Agence de la santé publique du Canada (Re), 2023 CI 06

Date : 2023-03-10
Numéro de dossier du Commissariat : 5820-04413 et 5822-04414
Numéro de dossier de l’institution : PHAC-A-2020-000017 et PHAC-A-2020-000018

Sommaire

La partie plaignante allègue que l’Agence de la santé publique du Canada (ASPC) n’a pas effectué une recherche raisonnable en réponse à deux demandes d’accès en vertu de la Loi sur l’accès à l’information. Les plaintes s’inscrivent dans le cadre de l’alinéa 30(1)a) de la Loi.

Chacune des demandes visait des documents électroniques envoyés ou reçus par une personne travaillant à l’entrepôt à titre de gestionnaire durant une période précise, concernant des masques.

L’ASPC n’a pu repérer aucun document répondant à l’une ou l’autre des demandes. L’enquête a révélé que la personne avait supprimé le contenu de sa boîte de courriels et ne pouvait donc plus récupérer les documents pertinents. Durant l’enquête, l’ASPC a effectué des recherches supplémentaires et trouvé des documents pertinents.

Les plaintes sont fondées.

Plainte

[1]      La partie plaignante allègue que l’Agence de la santé publique du Canada (ASPC) n’a pas effectué une recherche raisonnable en réponse à deux demandes d’accès en vertu de la Loi sur l’accès à l’information.

[2]      La première demande (5820-04413) visait des documents électroniques concernant des masques, envoyés ou reçus par une personne travaillant à l’entrepôt à titre de gestionnaire dans le cadre du programme de Réserve nationale stratégique d’urgence, en décembre 2019.

[3]      La seconde demande (5820-04414) visait des documents électroniques concernant des masques, envoyés ou reçus par la même personne, du 1er au 15 avril 2020.

[4]      Les deux plaintes s’inscrivent dans le cadre de l’alinéa 30(1)a) de la Loi.

Enquête

Recherche raisonnable

[5]      L’ASPC est tenue d’effectuer une recherche raisonnable pour les documents visés par la demande d’accès, c’est-à-dire qu’un ou des employés expérimentés de l’institution ayant une connaissance du sujet de la demande d’accès doivent avoir fait des efforts raisonnables pour repérer et localiser tous les documents raisonnablement liés à la demande.

[6]      Une recherche raisonnable correspond au niveau d’effort attendu de toute personne sensée et juste à qui l’on demande de chercher les documents pertinents à l’endroit où ils sont susceptibles d’être conservés.

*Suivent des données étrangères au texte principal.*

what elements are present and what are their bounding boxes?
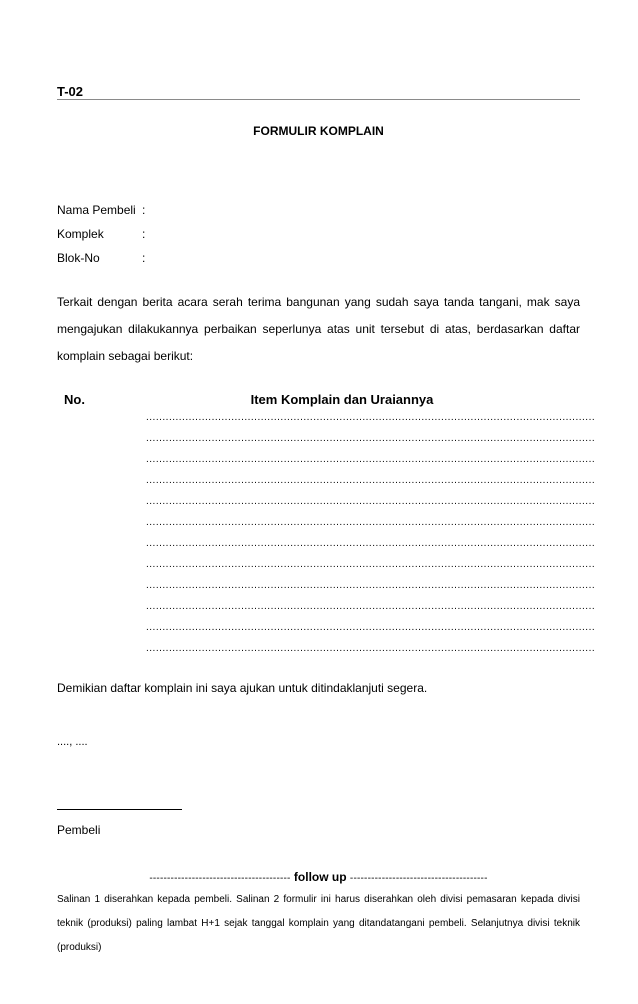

[7]      Il n’est pas nécessaire que cette recherche soit parfaite. Une institution n’est donc pas tenue de prouver hors de tout doute qu’il n’existe pas d’autres documents. Les institutions doivent toutefois être en mesure de démontrer qu’elles ont fait des démarches raisonnables pour repérer et localiser les documents pertinents.

L’institution a-t-elle effectué une recherche raisonnable de documents?

[8]      En janvier 2021, les responsables de l’accès à l’information et de la protection des renseignements personnels (AIPRP) de l’ASPC ont été informés que la personne désignée n’avait pas les documents répondant aux deux demandes d’accès. Après enquête, ils ont découvert que cette personne avait supprimé sa boîte de courriels au complet, car la taille de celle-ci dépassait la limite, et la personne considérait que la totalité des documents dans la boîte étaient éphémères.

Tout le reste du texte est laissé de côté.